En conclusion, Kerouac et Cassady ayant fait les picaros ensemble sans être taxés de sodomie (la critique paparazzi veut plutôt voir en Kerouac un inverti refoulé), je n’ai aucune raison valable de croire, les éléments ci-dessus ayant été discutés, que Verlaine et Rimbaud aient mené un genre de vie différent.
LIII Aurillac Space Cake
Feng Shui Cool
En lisant, sur le conseil d’une connaissance, un livre sur le feng shui, je découvris que j’avais appliqué chez moi sans le savoir des principes feng shui, éprouvant une insatisfaction durable devant au moins deux dispositions de mon appartement.
Tout d’abord, je fermai ma cuisine américaine, moins feng shui qu’une cuisine indépendante, avec un paravent. Car il faut maintenir séparés les différents espaces dédiés.
Ensuite, je plaçai un rideau de perles entre le vestibule et le salon pour couper une ligne droite beaucoup trop longue (allant jusqu’à la salle de bain). Cette dernière disposition est décrite dans le livre comme particulièrement mauvaise, car le chi s’engouffre dans ce tunnel comme un tourbillon impétueux.
À l’époque où je fumais du hasch, j’étais, sous l’effet de cette substance, particulièrement sensible à certaines choses, et je comprends aujourd’hui que c’étaient les « flèches empoisonnées » du feng shui.
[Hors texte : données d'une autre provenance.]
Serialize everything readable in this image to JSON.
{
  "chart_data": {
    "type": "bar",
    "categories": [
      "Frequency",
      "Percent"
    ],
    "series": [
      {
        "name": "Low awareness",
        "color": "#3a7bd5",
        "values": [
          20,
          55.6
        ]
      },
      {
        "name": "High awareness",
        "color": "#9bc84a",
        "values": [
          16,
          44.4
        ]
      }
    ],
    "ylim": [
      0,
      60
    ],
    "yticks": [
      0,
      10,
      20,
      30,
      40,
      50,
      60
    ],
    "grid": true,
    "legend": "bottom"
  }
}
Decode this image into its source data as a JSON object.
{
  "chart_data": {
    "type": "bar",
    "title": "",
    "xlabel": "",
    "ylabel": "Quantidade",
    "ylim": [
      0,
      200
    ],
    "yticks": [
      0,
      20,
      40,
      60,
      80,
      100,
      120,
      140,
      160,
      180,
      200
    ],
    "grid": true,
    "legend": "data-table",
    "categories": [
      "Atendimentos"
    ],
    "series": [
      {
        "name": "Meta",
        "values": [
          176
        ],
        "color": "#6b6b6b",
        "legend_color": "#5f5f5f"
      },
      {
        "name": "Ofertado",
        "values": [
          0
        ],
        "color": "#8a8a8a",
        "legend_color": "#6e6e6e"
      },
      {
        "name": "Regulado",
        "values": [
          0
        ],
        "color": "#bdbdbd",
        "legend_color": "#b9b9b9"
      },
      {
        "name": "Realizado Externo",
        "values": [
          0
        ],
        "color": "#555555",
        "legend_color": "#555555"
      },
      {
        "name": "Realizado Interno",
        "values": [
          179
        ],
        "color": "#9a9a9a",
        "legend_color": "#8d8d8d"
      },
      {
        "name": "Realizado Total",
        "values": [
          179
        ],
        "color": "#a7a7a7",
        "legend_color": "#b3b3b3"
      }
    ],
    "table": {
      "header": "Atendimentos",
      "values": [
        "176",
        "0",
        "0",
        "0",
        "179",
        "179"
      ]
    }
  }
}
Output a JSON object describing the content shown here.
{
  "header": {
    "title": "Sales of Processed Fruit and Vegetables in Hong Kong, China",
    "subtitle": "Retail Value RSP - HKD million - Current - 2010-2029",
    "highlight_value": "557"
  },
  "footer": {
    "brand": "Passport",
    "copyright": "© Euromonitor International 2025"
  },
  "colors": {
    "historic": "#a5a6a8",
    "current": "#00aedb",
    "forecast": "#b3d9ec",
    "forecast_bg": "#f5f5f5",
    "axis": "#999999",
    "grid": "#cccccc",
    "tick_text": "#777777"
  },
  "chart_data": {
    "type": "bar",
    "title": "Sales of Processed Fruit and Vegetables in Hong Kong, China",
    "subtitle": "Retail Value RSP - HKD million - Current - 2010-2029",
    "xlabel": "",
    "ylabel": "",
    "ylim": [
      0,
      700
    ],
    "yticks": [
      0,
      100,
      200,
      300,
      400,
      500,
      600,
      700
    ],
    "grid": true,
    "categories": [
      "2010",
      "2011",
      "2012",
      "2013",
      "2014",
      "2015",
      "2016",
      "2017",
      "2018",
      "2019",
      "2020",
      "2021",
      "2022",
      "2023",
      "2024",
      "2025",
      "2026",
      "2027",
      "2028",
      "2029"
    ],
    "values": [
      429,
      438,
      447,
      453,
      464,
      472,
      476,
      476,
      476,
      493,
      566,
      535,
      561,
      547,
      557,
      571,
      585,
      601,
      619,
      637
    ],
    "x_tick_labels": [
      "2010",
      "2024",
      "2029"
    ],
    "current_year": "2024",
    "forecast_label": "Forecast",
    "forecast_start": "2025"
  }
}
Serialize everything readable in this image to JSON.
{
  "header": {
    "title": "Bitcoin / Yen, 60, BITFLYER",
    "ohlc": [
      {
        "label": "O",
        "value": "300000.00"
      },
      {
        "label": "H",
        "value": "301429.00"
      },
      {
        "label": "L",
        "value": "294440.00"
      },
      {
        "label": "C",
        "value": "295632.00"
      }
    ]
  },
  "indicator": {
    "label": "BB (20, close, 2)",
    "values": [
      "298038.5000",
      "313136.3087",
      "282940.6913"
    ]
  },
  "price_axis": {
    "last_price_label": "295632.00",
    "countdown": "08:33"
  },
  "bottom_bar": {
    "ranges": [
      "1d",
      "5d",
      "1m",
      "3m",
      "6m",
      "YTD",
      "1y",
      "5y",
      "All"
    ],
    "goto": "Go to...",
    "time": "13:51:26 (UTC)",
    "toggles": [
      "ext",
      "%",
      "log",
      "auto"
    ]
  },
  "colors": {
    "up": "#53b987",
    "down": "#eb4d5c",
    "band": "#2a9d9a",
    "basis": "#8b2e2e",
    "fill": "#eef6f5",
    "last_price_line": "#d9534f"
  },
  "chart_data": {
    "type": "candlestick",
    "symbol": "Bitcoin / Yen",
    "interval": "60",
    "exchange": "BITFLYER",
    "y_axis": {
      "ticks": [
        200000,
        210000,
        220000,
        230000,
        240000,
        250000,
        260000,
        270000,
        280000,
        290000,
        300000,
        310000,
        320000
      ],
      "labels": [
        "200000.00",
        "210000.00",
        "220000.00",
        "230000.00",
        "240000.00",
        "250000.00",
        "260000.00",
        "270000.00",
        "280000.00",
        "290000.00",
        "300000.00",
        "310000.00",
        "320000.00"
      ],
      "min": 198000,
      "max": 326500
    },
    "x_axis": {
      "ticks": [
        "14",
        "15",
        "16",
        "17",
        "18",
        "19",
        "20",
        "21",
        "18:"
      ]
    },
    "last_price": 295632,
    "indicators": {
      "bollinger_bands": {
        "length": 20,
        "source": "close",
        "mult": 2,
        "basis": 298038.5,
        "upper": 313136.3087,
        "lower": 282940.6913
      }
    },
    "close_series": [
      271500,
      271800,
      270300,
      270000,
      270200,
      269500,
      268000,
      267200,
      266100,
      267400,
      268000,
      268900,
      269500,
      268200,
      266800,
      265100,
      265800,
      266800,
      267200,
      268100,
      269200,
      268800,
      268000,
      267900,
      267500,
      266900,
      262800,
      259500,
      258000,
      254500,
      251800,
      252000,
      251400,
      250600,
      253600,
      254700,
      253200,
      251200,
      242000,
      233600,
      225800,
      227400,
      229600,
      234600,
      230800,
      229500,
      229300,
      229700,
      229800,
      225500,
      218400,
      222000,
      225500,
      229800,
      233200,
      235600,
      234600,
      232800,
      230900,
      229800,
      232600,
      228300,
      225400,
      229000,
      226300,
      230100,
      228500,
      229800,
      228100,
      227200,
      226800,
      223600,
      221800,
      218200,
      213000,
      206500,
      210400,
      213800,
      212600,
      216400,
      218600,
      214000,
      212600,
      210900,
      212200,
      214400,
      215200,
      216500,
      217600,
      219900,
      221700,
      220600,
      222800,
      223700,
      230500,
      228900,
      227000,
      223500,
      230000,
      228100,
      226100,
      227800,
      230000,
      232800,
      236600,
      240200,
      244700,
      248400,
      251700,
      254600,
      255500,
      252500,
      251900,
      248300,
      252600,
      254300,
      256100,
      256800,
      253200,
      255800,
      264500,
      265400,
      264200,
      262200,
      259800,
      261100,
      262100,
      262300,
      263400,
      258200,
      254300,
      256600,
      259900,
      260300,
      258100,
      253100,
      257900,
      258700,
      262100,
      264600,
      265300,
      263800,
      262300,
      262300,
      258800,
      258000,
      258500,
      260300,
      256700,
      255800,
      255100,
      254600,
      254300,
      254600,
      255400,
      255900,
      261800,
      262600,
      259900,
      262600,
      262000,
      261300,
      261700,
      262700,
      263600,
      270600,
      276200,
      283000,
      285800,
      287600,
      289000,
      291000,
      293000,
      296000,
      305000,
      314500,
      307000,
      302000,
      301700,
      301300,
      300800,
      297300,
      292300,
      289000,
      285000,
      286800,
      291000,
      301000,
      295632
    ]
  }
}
Ainsi, je me souviens parfaitement (et c’était il y a plus de vingt ans) de la véritable souffrance que me causèrent les lignes et les angles d’une commode trop massive, dans la chambre où j’avais un lit chez un ami. Cette souffrance était démesurément amplifiée par un sentiment de faiblesse, voire de débilité profonde causé par le fait d’éprouver du malaise devant un simple meuble.
Si j’avais eu ce livre entre les mains dès l’installation dans mon nouvel appartement, ou si j’avais continué de fumer du cannabis, j’aurais pu mieux aménager mon intérieur il y a longtemps ! Au lieu de quoi, j’ai vécu dans un piège à chi fatal pendant des années. Et si j’avais lu ce livre quand j’étais haschichin, j’aurais évité quelques mauvais trips à l’époque.
*
Joli, joli petit Français…
Kant dit que les Anglais sont plus familiers avec le sublime et les Français plus familiers avec le joli – le joli plutôt que le beau, car le beau se rapproche davantage du sublime que du joli, d’où je traduirais différemment le titre de son essai Beobachtungen über das Gefühl des Schönen und Erhabenen, par Observations sur le sentiment du joli et du sublime.
L’emploi du mot Schön en allemand me donne raison : on lance un « Schön ! » comme, chez nous, un « Joli ! » Et les passages de l’essai de Kant qui parlent des Français montrent d’ailleurs bien qu’il n’est pas question du beau mais du joli. Eh oui, messieurs les traducteurs et professeurs de France…
(Pour être tout à fait précis, Kant oppose, d’un côté, Anglais, Allemands et Espagnols et, de l’autre côté, Français et Italiens.)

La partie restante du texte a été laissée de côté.